Rabu 03 Jul 2024 15:40 WIB

Komnas HAM Ungkap Risiko Pelanggaran HAM Akibat Serangan Ransomware

Peretasan ransomware diperkirakan berdampak terhadap 282 layanan kementerian/lembaga.

Rep: Rizky Suryarandika/ Red: Mas Alamil Huda
Ilustrasi ransomware. Komnas HAM mengungkapkan risiko pelanggaran HAM atas terjadinya peretasan Pusat Data Nasional Sementara (PDNS) sejak 20 Juni 2024.
Foto: Freepik
Ilustrasi ransomware. Komnas HAM mengungkapkan risiko pelanggaran HAM atas terjadinya peretasan Pusat Data Nasional Sementara (PDNS) sejak 20 Juni 2024.

REPUBLIKA.CO.ID, JAKARTA -- Komisi Nasional Hak Asasi Manusia (Komnas HAM) mengungkapkan risiko pelanggaran HAM atas terjadinya peretasan Pusat Data Nasional Sementara (PDNS) sejak 20 Juni 2024. Peretasan itu diperkirakan berdampak terhadap 282 layanan kementerian/lembaga.

Ketua Komnas HAM, Atnike Nova Sigiro mengatakan, luasnya layanan yang terdampak berisiko merugikan warga negara dalam beberapa aspek. Pertama, pelanggaran kerahasiaan karena adanya risiko pengungkapan yang tidak sah atau tidak disengaja, atau akses ke data pribadi.

Baca Juga

Kedua, pelanggaran integritas yakni adanya risiko perubahan data yang tidak sah atau tidak disengaja. Ketiga, pelanggaran akses, yakni adanya kehilangan akses yang tidak disengaja atau tidak sah, atau perusakan data.

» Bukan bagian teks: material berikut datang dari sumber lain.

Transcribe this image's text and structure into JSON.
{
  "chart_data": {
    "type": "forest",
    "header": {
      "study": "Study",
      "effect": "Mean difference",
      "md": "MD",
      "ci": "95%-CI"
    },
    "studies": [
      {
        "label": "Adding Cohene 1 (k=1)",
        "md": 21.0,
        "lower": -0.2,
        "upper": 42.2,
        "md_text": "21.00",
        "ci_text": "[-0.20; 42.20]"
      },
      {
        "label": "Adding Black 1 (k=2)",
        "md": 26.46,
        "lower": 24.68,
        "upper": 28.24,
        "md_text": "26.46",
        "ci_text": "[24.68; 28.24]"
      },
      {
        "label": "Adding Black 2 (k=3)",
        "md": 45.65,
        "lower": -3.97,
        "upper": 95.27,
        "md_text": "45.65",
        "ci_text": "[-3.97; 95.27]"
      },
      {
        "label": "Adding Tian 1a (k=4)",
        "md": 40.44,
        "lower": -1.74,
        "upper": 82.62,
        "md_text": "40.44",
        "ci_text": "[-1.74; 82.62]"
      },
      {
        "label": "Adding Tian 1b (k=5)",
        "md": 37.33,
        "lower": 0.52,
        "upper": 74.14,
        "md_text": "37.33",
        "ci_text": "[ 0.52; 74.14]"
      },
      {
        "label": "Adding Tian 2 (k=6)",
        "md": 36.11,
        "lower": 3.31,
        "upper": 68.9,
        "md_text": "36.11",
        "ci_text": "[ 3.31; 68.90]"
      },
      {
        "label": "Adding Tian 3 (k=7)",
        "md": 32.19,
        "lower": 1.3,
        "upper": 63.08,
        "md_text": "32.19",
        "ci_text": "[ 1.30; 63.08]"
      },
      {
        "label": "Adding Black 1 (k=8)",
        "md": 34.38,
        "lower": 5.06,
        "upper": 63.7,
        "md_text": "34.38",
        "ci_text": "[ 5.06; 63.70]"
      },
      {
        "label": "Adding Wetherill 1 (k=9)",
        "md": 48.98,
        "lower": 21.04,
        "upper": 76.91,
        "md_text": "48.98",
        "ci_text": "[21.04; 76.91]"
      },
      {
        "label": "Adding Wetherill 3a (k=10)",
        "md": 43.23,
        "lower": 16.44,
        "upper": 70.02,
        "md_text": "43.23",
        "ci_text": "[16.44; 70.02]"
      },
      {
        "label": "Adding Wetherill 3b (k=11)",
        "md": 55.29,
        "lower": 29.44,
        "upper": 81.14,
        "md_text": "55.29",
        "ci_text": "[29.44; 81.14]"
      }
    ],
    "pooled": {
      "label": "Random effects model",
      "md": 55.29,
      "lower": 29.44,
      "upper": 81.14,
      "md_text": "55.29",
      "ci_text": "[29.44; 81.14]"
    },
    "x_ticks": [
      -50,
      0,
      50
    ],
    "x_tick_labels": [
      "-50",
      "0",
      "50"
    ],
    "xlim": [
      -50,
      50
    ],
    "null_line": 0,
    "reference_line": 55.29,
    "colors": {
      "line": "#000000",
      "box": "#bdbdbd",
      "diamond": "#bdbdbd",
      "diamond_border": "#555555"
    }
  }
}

"Melihat kondisi tersebut, Komnas HAM menilai adanya risiko pelanggaran terhadap sejumlah hak asasi manusia," kata Atnike kepada wartawan, Rabu (3/7/2024).

Namun, Komnas HAM tak merinci HAM apa saja yang berisiko dilanggar atas peretasan itu. Komnas HAM hanya merujukkan pendapatnya pada sejumlah ketentuan seperti Deklarasi Umum Hak Asasi Manusia (DUHAM) Ketentuan Pasal 12, UU Nomor 39/2000 tentang Hak Asasi Manusia (Pasal 29 ayat 1 (Pasal 31), Undang-Undang Nomor 27 Tahun 2022 tentang Pelindungan Data Pribadi.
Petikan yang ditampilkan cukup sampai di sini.